Uitspraak 201908381/1/A1 en 201908381/2/A1


Volledige tekst

201908381/1/A1 en 201908381/2/A1.
Datum uitspraak: 20 december 2019

AFDELING
BESTUURSRECHTSPRAAK

Uitspraak van de voorzieningenrechter van de Afdeling bestuursrechtspraak van de Raad van State op een verzoek om het treffen van een voorlopige voorziening (artikel 8:81 van de Algemene wet bestuursrecht (hierna: de Awb)) en, met toepassing van artikel 8:86 van die wet, op het hoger beroep van:

[appellante A], gevestigd te Den Dungen, gemeente Sint-Michielsgestel, en [appellant B], wonend te Den Dungen (hierna tezamen en in enkelvoud: [appellant]),

appellanten,

tegen de uitspraak van de voorzieningenrechter van de rechtbank Oost-Brabant (hierna: de rechtbank) van 23 oktober 2019 in zaak nrs. 19/2200 en 19/1766 in het geding tussen:

[appellant]

en

het college van burgemeester en wethouders van Sint-Michielsgestel.

Procesverloop

Bij besluit van 13 maart 2018 heeft het college [appellant] onder dwangsom gelast om de was- en ontsmettingsruimte op het perceel [locatie] te Den Dungen te verwijderen en verwijderd te houden en de entree aan te passen conform de situatie in het verleden.

Bij besluit van 20 mei 2019 heeft het college het door [appellant] daartegen gemaakte bezwaar ongegrond verklaard en het besluit van 13 maart 2018, onder wijziging van de begunstigingstermijn, in stand gelaten.

Bij uitspraak van 23 oktober 2019 heeft de rechtbank het door [appellant] daartegen ingestelde beroep ongegrond verklaard en bij wijze van voorlopige voorziening de begunstigingstermijn verlengd met vier weken vanaf de dag na verzending van deze uitspraak. Deze uitspraak is aangehecht.

Tegen deze uitspraak heeft [appellant] hoger beroep ingesteld.

[appellant] heeft de voorzieningenrechter verzocht een voorlopige voorziening te treffen.

Bij besluit van 21 november 2019 heeft het college de begunstigingstermijn verlengd tot de uitspraak van de voorzieningenrechter.

[partij] en [appellant] hebben nadere stukken ingediend.

De voorzieningenrechter heeft het verzoek ter zitting behandeld op 12 december 2019, waar [appellant B], bijgestaan door mr. M.I.J. Toonders, advocaat te Tilburg, en het college, vertegenwoordigd door mr. J. van der Heijden en R. Heesbeen, zijn verschenen. Voorts zijn [partij A], bijgestaan door mr. J.A.J.M. van Houtum, rechtsbijstandsverlener, en [partij B], als partij gehoord.

Overwegingen

1.    In dit geval kan nader onderzoek redelijkerwijs niet bijdragen aan de beoordeling van de zaak en bestaat ook overigens geen beletsel om met toepassing van artikel 8:86, eerste lid, van de Awb onmiddellijk uitspraak te doen in de hoofdzaak.
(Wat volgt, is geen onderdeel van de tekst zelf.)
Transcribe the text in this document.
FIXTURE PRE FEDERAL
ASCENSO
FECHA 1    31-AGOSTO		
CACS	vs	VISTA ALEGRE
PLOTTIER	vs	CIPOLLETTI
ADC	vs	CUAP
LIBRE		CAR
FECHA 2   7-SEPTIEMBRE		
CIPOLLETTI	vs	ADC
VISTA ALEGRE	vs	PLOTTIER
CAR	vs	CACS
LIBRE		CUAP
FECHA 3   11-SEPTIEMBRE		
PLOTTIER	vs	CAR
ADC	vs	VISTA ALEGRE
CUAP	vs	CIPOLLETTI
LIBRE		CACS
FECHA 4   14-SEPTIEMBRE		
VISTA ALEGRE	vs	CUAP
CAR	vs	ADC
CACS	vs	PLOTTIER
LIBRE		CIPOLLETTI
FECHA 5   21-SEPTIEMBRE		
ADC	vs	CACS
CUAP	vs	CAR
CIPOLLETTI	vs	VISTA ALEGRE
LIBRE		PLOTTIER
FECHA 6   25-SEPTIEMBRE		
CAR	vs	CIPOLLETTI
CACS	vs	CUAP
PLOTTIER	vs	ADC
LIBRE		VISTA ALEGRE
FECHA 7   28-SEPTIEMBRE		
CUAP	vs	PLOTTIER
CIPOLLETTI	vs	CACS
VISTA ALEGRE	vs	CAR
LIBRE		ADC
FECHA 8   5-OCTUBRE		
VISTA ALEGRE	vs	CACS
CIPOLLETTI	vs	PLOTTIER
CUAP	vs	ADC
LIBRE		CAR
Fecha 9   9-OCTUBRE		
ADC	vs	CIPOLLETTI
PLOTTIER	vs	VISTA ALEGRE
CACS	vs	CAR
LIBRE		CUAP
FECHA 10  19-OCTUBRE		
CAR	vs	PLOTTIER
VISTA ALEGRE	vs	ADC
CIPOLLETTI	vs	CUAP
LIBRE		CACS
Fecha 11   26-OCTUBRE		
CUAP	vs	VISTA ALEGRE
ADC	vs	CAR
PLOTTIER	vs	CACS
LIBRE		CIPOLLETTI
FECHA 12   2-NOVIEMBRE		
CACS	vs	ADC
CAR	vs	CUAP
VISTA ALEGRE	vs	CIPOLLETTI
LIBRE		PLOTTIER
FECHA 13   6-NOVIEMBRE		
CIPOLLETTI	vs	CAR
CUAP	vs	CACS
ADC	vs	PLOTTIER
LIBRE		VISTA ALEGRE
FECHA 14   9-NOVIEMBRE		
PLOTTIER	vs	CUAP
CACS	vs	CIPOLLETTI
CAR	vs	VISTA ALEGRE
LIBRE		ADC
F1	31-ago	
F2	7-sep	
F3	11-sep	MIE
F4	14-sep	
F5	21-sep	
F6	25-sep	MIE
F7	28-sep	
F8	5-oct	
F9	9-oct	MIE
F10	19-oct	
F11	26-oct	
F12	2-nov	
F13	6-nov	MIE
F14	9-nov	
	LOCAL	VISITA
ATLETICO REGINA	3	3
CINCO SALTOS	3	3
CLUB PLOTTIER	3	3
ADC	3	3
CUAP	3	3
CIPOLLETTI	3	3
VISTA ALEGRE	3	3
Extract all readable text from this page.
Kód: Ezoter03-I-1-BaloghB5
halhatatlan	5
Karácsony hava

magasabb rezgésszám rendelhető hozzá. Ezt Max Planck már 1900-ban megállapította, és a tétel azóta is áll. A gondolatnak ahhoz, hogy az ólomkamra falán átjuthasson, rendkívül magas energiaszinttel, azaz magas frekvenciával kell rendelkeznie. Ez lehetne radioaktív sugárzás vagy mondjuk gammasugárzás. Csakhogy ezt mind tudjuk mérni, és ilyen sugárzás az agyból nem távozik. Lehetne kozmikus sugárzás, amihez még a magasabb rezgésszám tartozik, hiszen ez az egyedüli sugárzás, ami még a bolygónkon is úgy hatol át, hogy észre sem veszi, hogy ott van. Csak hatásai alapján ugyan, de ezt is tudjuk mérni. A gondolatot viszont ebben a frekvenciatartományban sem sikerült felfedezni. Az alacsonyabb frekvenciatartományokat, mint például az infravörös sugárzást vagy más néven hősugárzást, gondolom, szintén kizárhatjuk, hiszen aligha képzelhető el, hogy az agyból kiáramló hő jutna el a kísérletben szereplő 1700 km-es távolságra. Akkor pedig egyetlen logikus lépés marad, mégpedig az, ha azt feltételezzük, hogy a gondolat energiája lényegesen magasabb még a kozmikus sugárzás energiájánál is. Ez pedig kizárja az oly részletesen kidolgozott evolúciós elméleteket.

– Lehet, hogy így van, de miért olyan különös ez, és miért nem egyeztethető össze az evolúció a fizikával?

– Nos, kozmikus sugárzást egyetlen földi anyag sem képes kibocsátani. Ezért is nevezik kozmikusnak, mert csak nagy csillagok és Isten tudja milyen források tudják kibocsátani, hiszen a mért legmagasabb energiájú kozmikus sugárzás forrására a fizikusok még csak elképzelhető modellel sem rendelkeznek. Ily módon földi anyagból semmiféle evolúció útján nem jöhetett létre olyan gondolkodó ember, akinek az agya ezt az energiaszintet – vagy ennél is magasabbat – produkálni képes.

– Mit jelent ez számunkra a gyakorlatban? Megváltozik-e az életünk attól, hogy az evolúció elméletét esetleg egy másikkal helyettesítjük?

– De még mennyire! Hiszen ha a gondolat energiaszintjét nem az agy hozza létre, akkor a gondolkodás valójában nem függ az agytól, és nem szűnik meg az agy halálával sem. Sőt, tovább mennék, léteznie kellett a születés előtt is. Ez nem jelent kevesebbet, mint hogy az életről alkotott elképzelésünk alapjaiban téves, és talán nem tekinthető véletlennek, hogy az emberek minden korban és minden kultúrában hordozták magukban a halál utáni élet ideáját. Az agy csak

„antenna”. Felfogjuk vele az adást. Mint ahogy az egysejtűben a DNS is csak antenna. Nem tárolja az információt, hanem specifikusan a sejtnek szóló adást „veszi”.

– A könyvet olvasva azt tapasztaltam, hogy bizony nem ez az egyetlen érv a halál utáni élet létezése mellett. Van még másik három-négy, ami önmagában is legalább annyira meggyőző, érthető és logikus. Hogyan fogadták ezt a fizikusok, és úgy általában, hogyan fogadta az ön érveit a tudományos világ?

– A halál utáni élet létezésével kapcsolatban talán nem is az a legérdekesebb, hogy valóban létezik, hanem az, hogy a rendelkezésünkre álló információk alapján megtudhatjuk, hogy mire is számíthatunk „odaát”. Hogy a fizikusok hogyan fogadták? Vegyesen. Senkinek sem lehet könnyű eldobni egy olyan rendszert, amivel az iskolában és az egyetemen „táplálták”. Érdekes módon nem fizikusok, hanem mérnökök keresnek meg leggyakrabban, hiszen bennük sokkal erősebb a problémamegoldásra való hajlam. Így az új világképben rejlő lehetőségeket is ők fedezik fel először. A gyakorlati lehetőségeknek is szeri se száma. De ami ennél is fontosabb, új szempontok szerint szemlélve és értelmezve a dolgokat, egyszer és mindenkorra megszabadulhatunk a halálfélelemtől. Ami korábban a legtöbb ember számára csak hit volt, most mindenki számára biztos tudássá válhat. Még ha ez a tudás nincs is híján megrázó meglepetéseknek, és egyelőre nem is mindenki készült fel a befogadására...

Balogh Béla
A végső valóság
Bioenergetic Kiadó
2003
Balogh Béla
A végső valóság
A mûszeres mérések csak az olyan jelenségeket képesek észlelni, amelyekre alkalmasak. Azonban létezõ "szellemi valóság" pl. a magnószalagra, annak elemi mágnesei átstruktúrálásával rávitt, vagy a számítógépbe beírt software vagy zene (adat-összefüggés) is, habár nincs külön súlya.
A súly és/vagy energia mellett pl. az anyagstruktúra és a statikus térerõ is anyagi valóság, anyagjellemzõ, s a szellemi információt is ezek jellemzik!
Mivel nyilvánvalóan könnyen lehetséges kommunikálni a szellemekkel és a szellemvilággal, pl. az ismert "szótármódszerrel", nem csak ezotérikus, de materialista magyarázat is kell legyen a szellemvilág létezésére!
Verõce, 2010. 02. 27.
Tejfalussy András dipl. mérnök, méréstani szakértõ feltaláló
2.    [appellant] exploiteert op het perceel een slachterij. Naar aanleiding van een handhavingsverzoek van onder meer [partij A] en [partij B] heeft een toezichthouder van de gemeente geconstateerd dat op het perceel een was- en ontsmettingsruimte voor het reinigen van voertuigen is gebouwd en dat de entree van het slachthuis is gewijzigd. Deze activiteiten zijn volgens het college zonder de daarvoor benodigde omgevingsvergunningen voor bouwen en voor het afwijken van het bestemmingsplan uitgevoerd. Bij het besluit van 13 maart 2018, gehandhaafd bij het besluit op bezwaar, heeft het college [appellant] daarom gelast om de was- en ontsmettingsruimte te verwijderen en verwijderd te houden en de entree aan te passen conform de situatie in het verleden.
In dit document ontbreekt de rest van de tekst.